Cuando digo cambiar el sistema educativo no me refiero a las formas sino al contenido y a los valores y actitudes que debemos sembrar en la juventud. No se trata sólo de más colegios y más computadoras.  Tampoco se trata sólo de mejores profesores si éstos van a ser portadores de los valores y actitudes tradicionales.  Repito se trata de contenidos y actitudes.  Podemos tener los mejores profesores enseñando en flamantes carpetas y locales recién construidos, pero con contenido que corresponden al pasado y forjando actitudes conservadoras y de temor al fracaso.
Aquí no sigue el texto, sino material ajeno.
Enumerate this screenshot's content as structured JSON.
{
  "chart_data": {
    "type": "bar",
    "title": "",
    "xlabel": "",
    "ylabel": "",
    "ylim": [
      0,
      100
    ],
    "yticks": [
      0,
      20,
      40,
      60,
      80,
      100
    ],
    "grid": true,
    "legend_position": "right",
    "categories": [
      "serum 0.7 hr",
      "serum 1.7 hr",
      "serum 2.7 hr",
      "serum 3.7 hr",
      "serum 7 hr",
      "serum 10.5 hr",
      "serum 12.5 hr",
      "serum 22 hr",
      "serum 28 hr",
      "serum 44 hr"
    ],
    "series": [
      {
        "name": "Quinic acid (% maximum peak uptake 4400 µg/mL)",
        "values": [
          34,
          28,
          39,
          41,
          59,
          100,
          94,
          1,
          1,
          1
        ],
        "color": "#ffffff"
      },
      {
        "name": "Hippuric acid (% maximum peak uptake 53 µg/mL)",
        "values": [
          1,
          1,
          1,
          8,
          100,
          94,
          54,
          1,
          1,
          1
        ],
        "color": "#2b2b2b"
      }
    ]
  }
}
Profesores castigando con “notas en contra” para que “sólo respondan si están seguros”.  Es decir forjando actitudes contrarias al emprendimiento, a lo desconocido, y sembrando el “miedo al fracaso” el camino más rápido para el conformismo y la mediocridad.

¿Y en que consiste la estrategia de tres vias?  Es fácil, recurriendo al lenguaje de Alvin Toffler nos referimos a las tres olas: la agricultura, la industria y el conocimiento. 

El Perú es un país bendecido por la naturaleza.  En esto coinciden propios y extraños.  No se trata cual fisiócratas modernos de priviligiar sólo los sectores primarios.  Argentina está ahí para recordarnos, que un país que estuvo entre los mas ricos cuando la agricultura era la principal fuente de riqueza, puede pasar a ser pobre cuando ésta pasa a un segundo plano.  Aprovechemos nuestras ventajas comparativas, ignorarlos sería insensato y para ello requerimos profesionales y emprendedores.

Pero también desarrollemos el sector secundario que es uno de los que más empleo genera.  Es decir fomentemos la industria y la construcción.

Pero si realmente queremos ser desarrollados y pasar al primer mundo, debemos entrar en pie firme al campo de la ciencia y tecnología.  Es evidente que inversiones en este sector no brindan el aplauso fácil e inmediato, y tal vez por ello sea ignorado por los políticos tradicionales.  Oddone lo tiene bien claro cuando dice: “lamentablemente la clase dirigente no tiene visión, convirtiéndose de esta manera en un lastre.  Si es que no invertimos en ciencia y tecnología, nunca seremos desarrollados”.

Finalmente ¿hay algún país en el mundo que esté aplicando una política similar?.  Se reconoce que China está aplicando la estrategia de las “dos vías”,  es decir énfasis en industrialización así como en ciencia y tecnología.  Hay que mencionar que en el 2009 ha crecido por encima del 8% mientras que los países desarrollados han decrecido en 4% en promedio.  

Los líderes chinos tienen un plan de largo plazo y están desarrollando una “estrategia de desarrollo”, mientras que en nuestro país nuestros políticos sólo se esmeran en “estrategias para llegar al poder” y luego ver como pasan el periodo con victorias de corto plazo.  Felizmente y eso hay que reconocer por los menos mantienen políticas monetarias y fiscales aceptables, lo cual nos han permitido pasar sin muchos daños un año terrible para el mundo.  Pero si alguien piensa que sólo con estos mecanismos nos encaminamos al “desarrollo y al primer mundo” en el mejor de los casos se está autoengañando y engañando a los demás.

“Si queremos llegar al techo, debemos apuntar al cielo”.  Pero algunos “rozan el techo y creen que han llegado al cielo”.

Como venimos predicando en este blog refiriéndonos a las finanzas personales,  es esencial tener una visión.  Pero también es fundamental tomar acción. 

Esto es también válido para el país.